If status is provided, it will show the status of each node. The status indicators are:

  • ✅ Done
  • 🔄 Working
  • ⏸️ Awaiting
  • ⏭️ Skipped

Parameters:

  • status
    (DAGExecutionStatus | None, default: None ) –

    Object describing the status of each node.

Returns:

  • str

    String representation of the DAG with status indicators.

new_run

new_run() -> Self

Start a new run.

set_client

set_client(client: Any) -> Self

Assign a client to all sources at once.

load_default

load_default() -> Self

Attach to default run in this collection, loading all DAG nodes.

load_pending

load_pending() -> Self

Attach to the pending run in this collection, loading all DAG nodes.

Pending is defined as the last non-default run.

run_and_sync

run_and_sync(start: str | None = None, finish: str | None = None) -> None

Run entire DAG and send results to server.

set_default

set_default() -> None

Set the current run as the default for the collection.

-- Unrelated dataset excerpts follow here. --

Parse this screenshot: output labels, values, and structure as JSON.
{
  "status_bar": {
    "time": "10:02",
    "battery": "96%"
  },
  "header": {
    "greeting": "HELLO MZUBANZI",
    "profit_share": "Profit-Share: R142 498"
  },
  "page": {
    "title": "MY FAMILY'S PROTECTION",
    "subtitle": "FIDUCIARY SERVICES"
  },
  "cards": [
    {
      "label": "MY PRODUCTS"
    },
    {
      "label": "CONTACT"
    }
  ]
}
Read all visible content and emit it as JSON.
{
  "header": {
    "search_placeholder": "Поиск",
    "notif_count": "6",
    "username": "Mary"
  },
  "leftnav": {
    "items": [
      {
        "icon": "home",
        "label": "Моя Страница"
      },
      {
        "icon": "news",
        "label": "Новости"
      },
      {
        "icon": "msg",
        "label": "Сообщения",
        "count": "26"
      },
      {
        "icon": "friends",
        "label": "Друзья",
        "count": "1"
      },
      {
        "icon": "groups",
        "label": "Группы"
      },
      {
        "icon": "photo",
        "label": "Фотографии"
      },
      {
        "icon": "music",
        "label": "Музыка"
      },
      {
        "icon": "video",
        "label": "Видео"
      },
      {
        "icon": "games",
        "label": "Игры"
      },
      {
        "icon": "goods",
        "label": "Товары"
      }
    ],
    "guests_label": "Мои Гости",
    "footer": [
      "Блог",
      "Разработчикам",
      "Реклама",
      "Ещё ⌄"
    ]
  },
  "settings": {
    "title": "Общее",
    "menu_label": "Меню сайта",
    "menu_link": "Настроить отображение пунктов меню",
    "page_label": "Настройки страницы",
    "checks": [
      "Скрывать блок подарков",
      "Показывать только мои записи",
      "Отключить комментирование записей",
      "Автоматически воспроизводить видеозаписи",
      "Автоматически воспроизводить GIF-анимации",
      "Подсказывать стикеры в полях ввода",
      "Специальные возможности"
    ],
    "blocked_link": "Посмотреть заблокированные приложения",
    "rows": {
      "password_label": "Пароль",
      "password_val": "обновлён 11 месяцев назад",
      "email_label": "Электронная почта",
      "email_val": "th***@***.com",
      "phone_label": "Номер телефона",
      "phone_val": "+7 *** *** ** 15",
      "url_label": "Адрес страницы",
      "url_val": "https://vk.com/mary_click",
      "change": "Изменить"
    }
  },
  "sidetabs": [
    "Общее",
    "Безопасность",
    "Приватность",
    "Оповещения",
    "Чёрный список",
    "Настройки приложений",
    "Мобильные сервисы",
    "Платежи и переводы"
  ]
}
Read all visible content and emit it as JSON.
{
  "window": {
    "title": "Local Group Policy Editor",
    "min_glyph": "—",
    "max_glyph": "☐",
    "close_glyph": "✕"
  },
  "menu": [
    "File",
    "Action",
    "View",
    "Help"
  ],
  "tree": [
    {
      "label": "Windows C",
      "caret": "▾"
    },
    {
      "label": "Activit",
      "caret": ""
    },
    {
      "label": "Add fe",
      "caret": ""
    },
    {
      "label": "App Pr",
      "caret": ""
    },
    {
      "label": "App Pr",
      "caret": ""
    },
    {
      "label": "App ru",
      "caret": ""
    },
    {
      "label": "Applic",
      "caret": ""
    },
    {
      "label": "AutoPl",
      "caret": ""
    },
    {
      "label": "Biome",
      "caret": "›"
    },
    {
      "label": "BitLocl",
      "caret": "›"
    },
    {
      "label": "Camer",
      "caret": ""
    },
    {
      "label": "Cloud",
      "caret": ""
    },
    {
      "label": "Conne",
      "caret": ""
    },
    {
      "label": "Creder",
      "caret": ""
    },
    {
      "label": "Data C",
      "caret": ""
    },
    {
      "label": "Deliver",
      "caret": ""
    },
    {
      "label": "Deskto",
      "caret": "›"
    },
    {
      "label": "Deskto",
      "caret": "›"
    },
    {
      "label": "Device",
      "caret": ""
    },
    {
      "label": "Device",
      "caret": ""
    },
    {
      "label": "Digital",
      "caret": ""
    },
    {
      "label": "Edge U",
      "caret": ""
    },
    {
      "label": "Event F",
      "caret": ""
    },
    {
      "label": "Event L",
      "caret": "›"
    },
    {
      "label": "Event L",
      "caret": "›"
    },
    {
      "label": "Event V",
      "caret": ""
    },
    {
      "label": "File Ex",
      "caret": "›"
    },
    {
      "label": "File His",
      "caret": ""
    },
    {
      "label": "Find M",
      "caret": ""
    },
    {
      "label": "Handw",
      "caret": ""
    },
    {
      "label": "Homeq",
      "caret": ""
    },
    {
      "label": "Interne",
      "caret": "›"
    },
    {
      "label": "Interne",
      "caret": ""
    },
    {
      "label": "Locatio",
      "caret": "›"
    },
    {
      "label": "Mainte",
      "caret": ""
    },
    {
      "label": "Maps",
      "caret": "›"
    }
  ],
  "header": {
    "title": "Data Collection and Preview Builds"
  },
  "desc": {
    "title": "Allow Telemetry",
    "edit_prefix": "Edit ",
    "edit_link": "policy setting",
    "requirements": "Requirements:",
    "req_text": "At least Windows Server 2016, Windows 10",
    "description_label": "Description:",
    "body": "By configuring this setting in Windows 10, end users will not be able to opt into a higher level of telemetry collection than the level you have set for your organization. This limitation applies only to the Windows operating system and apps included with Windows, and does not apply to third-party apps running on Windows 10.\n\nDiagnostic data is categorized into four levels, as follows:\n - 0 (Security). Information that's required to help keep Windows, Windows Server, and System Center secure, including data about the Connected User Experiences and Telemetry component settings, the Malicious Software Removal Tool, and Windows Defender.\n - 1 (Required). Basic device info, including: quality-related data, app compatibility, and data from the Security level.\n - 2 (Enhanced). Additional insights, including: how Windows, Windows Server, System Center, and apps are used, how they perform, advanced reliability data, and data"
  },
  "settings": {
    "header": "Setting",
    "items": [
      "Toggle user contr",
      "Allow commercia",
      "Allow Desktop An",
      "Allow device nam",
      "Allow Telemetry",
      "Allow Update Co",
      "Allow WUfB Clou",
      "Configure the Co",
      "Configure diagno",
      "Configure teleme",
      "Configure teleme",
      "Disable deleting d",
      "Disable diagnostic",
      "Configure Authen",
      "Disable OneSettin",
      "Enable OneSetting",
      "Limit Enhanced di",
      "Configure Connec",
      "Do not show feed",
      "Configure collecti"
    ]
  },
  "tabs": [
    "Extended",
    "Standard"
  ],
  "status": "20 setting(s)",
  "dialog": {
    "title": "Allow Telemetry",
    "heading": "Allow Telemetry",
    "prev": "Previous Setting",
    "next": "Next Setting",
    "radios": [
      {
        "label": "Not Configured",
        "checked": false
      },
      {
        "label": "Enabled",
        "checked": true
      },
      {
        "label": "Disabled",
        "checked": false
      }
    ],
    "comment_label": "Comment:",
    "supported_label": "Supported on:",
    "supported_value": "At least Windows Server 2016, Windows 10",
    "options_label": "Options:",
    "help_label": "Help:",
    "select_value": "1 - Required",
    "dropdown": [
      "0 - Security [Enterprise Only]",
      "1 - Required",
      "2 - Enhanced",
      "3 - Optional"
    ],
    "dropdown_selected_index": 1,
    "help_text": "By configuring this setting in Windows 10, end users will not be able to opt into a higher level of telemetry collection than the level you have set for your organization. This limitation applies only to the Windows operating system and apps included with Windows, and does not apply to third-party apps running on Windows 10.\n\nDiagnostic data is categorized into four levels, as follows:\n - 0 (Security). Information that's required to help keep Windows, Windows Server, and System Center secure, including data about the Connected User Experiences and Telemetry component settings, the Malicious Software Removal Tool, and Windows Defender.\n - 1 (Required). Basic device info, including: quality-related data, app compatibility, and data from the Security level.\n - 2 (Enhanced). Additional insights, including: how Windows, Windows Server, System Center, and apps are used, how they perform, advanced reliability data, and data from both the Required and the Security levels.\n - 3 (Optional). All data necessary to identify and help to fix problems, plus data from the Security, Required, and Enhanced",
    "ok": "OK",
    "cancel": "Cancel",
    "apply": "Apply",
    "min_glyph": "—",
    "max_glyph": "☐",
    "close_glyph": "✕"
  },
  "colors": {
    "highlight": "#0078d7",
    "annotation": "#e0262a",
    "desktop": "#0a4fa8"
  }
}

Makes it immutable, then moves the default pointer to it.

lookup_key

lookup_key(from_source: str, to_sources: list[str], key: str, threshold: int | None = None) -> dict[str, list[str]]

Matches IDs against the selected backend.

Parameters:

  • from_source
    (str) –

    Name of source the provided key belongs to

  • to_sources
    (list[str]) –

    Names of sources to find keys in

  • key
    (str) –

    The value to match from the source. Usually a primary key

  • threshold
    (optional, default: None ) –

    The threshold to use for creating clusters. If None, uses the resolutions’ default threshold If an integer, uses that threshold for the specified resolution, and the resolution’s cached thresholds for its ancestors

Returns:

  • dict[str, list[str]]

    Dictionary mapping source names to list of keys within that source.

Examples:

dag.lookup_key(
    from_source="companies_house",
    to_sources=[
        "datahub_companies",
        "hmrc_exporters",
    ]
    key="8534735",
)

resolve

resolve(node: ResolutionName | None = None, source_filter: list[str] | None = None, location_names: list[str] | None = None) -> ResolvedMatches

Returns ResolvedMatches, optionally filtering.

Parameters:

  • node
    (ResolutionName | None, default: None ) –

    Name of source or model to resolve within DAG. If not provided, will look for an apex.

  • source_filter
    (list[str] | None, default: None ) –

    An optional list of source resolution names to filter by.

  • location_names
    (list[str] | None, default: None ) –

    An optional list of location names to filter by.